Paylaş
Bu ülke Türkiye gündemine hiç girmediği için de sıradan analizler sayılması gerekirdi.
Oysa kıyametler koptu!
EVET kıyamatler koptu, çünkü birincisinde zahiren liberal–laik görünüme rağmen aslında Tunus’un totalitarizm sınırındaki bir diktatörlükle yönetildiğini vurgulamıştım.
“Ebedi şef” durumundaki Zeynel Abidin bin Ali ve bilumum familyasının Mağribi devlette “nepotizm” denilen tarzdan bir akraba tahakkümü kurmuş olduğunu ifade ettim.
Zenginliklerin aile efradı tarafından yağmalandığını kaydettikten sonra da tablodaki pembe sathiliğe aldanmamak gerektiğini ve ülkenin eninde sonunda patlayacağını belirttim
Diğerinde ise BM Bilgi Toplumu Zirvesi’nin burada yapılmasına ateş püskürmüştüm.
İnterneti sansürlü devlet nasıl seçilir diye köpürmüştüm ki, sen misin bunları yazan!
ÖYLE, zira o sıra Ankara’da görev yapan Tunus Büyükelçisi küplere binmiş.

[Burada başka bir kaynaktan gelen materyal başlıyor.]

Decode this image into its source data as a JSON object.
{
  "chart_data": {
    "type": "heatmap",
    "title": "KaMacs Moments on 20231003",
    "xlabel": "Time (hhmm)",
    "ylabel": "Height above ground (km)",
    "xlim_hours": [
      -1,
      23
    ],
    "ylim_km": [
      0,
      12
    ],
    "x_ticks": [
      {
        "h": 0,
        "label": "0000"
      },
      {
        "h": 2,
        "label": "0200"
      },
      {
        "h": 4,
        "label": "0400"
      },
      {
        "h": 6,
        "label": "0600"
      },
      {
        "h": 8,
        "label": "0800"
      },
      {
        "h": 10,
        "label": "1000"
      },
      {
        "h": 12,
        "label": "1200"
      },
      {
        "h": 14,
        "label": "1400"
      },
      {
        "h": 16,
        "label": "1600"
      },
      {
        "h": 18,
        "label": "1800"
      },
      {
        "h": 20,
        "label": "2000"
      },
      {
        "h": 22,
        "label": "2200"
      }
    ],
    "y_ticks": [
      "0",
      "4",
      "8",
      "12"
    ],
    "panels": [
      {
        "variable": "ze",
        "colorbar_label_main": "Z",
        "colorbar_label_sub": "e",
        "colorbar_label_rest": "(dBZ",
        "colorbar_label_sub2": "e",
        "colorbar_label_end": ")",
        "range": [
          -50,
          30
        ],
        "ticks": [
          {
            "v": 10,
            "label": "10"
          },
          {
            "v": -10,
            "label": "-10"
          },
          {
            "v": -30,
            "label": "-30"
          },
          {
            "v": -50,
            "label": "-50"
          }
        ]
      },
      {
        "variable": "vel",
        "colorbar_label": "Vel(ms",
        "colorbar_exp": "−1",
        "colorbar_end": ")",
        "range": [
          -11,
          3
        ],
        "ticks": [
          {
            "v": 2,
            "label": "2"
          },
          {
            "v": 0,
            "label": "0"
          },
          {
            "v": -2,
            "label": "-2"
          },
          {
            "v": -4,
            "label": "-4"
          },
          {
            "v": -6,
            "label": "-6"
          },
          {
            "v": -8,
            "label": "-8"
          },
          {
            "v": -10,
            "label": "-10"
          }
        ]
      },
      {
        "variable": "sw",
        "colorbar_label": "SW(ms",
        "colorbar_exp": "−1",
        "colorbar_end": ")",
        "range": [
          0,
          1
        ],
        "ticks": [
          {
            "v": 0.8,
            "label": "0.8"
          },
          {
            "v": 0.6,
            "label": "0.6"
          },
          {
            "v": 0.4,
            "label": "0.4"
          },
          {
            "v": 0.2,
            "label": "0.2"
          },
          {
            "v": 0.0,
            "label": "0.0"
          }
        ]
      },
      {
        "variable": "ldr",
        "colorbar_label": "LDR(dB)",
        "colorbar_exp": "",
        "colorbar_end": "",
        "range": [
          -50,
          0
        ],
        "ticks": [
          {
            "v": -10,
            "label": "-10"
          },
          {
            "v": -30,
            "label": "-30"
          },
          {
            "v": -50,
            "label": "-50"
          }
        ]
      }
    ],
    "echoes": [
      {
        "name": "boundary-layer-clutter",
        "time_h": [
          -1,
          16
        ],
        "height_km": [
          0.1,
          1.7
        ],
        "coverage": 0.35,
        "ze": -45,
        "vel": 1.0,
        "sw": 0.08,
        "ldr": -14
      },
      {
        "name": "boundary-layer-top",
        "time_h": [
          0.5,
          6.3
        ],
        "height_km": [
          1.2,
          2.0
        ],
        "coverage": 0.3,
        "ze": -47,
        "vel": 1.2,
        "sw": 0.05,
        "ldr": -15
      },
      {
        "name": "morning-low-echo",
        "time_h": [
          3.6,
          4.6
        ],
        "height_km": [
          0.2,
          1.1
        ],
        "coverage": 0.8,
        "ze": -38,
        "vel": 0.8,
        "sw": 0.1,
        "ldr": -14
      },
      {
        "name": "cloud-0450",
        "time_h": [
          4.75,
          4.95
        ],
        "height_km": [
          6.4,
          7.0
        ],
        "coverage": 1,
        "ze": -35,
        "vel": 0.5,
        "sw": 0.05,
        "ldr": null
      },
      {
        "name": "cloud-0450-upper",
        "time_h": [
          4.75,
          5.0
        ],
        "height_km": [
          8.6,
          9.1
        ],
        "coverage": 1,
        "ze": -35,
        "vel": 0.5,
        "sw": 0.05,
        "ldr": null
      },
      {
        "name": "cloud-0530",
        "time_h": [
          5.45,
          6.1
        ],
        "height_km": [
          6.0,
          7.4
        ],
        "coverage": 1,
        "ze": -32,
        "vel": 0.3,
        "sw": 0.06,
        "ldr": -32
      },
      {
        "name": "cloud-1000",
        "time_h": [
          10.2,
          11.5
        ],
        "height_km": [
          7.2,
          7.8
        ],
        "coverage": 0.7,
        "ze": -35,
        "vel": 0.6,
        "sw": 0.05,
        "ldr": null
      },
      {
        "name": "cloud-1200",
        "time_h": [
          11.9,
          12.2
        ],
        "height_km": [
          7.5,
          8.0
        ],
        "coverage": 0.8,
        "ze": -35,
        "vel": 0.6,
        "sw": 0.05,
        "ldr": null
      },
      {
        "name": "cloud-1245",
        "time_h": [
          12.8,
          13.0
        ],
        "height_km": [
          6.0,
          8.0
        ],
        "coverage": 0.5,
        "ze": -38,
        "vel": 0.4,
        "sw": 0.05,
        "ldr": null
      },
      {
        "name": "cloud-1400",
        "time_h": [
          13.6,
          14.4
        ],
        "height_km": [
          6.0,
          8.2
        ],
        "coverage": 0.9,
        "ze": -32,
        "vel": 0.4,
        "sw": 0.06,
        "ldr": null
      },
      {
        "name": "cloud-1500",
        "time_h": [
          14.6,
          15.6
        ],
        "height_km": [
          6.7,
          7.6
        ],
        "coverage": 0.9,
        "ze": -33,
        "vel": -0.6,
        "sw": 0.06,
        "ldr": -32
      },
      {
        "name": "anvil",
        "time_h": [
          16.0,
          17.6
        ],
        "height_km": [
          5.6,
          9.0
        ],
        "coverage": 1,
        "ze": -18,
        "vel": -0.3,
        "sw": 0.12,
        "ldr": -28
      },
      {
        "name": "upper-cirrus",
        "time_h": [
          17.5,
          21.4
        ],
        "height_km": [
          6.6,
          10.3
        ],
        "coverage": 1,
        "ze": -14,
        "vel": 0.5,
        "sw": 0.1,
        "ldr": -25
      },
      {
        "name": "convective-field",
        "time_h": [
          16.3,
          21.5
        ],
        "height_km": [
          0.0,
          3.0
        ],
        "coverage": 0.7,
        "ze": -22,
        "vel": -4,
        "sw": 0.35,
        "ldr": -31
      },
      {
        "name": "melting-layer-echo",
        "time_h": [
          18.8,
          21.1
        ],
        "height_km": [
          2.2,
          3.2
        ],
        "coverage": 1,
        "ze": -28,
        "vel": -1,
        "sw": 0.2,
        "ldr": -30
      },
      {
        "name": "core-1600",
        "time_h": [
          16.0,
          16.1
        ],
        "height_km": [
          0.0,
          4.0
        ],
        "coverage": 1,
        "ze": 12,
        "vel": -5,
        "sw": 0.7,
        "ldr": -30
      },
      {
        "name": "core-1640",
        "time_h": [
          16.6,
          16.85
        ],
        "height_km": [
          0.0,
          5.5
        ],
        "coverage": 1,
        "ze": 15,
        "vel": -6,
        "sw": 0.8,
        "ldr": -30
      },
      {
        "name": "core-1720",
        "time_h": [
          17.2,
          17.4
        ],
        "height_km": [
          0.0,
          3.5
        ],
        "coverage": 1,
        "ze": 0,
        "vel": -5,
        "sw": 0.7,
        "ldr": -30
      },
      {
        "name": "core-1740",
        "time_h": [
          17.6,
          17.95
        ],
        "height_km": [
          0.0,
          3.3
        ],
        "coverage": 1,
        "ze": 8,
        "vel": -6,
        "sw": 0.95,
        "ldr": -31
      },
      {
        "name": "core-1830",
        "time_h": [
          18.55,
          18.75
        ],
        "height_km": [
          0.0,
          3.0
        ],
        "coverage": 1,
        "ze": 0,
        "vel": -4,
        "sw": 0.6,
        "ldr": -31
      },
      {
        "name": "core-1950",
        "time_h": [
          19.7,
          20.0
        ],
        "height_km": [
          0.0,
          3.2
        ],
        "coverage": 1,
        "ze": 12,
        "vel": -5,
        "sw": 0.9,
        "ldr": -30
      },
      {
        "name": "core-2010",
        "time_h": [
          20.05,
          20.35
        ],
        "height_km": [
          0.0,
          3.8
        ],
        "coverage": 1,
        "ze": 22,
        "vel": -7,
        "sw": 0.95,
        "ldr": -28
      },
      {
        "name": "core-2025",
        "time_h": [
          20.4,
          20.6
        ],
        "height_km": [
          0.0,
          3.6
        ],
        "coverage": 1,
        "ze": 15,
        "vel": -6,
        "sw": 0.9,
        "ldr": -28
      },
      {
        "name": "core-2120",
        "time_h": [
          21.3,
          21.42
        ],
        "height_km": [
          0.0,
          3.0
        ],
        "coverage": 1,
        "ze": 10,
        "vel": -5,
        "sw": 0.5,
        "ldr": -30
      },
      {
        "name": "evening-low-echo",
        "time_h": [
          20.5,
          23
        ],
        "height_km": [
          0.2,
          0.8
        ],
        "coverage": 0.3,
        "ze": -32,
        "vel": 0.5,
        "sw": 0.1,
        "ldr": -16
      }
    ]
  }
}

Gerçeği tahrif ettiğimi öne süren ve Burgiba’nın “Atatürk modeli”ni benimsediğini hatırlatan iki resmi mektup gönderdi. Beni de tarihi ilişkilere darbe vurmakla suçladı.
Üstelik ekselansları ilişiğe eklediği “düzeltme”leri yayınlamamı da buyurmaz mı?
Emriniz olur sefir hazretleri ama bizdeki kalem serbestîsi sizdeki kadar prangalı değil!
Artı, hem mektupların, hem “düzeltme”lerin bir kopyasını Ertuğrul Özkök’e de yollayarak beni Genel Yayın Yönetmeni’ne şikâyet etmiş. Utanmasa “işte atın” diyecek.
Daha artı, diplomat arkadaşlarım fısıldadı, Dışişleri nezdinde de serzenişte bulunmuş.
Düşünün, muhtemelen bin Ali’nin iltimaslılarından olan bir elçi sırf bir gazeteci bir yazı yazdı diye himmetinde yaşadığı zevata toz kondurmamak için etrafı vaveylaya veriyor
Pekii, şimdi?
ŞİMDİSİ şu ki benim dört – beş sene evvel öngördüğüm gibi işte Tunus “patladı”!
Bir aydır “iş, ekmek, hürriyet” diye bağıran kitleler zaptiye katliamlarına pes etmedi.
Dolayısıyla da, yirmiüç yıldır iktidar koltuğuna yapışmış olan diktatör önceki gece ve metazori, zaten göstermelik seçimlerde tekrar aday olmayacağını açıklamak zorunda kaldı.
Belki doğru, belki bir parmak bal çalıyor, internet sansürünü de kaldırmaya söz verdi.
Hatta dünden itibaren bir “milli birlik” hükümetinin kurulması bile gündeme geldi.
Sizin anlayacağınız, bana itham ve beddua yağdırmış elçi gerçek önünde şapa oturdu.
Efendisi gidiyor ya, şu an nerede görevde olursa olsun zahir etekleri fena tutuşmuştur.
FAKAT doğru, elçinin mektupta zikrettiği gibi Tunus bağımsızlığının önderi Habib Burgiba Mısır’ın Nasır’ından ziyade Atatürk’ün pragmatik modeline yakın durmuştu.
Zaten aslına bakarsanız, ailevi nepotizm hariç şimdiki halef Zeynel Abidin bin Ali de liberal ekonomi ve laik dayatma tercihleriyle özünde selefine sadık kaldı sayılır.
Ancak Türkiye’yle söz konusu ülke arasında hayati ayırımı mutlaka görmek gerekiyor.
İYİ – kötü ama biz Cumhuriyet’ten topu topu yirmiüç yıl sonra çoğulcu rejime geçtik.
Oysa Tunus elli beş seneden beri ve hiç aralıksız “Ebedi Şef” sultalarında yaşıyor. Mağrib ve Maşrek’in tüm Arabî - Berberî ülkeleri gibi demokrasi orada da yeşermiyor.
Kâh dini, kâh laik, eskinin otoriter ve despotik sistemleri yerlerinden kıpırdamıyor.
Ve bu despotik durağanlık da tek seçenek olarak topluma sızan İslami köktenciliğin ekmeğine yağ sürüyor ki, yine şimdiden öngörüyorum, aynı tehlike artık Tunus’u da bekliyor.
Elçi melçi mugalâta yapmasın, Türk modeliyle Tunus kopyası arasındaki fark budur!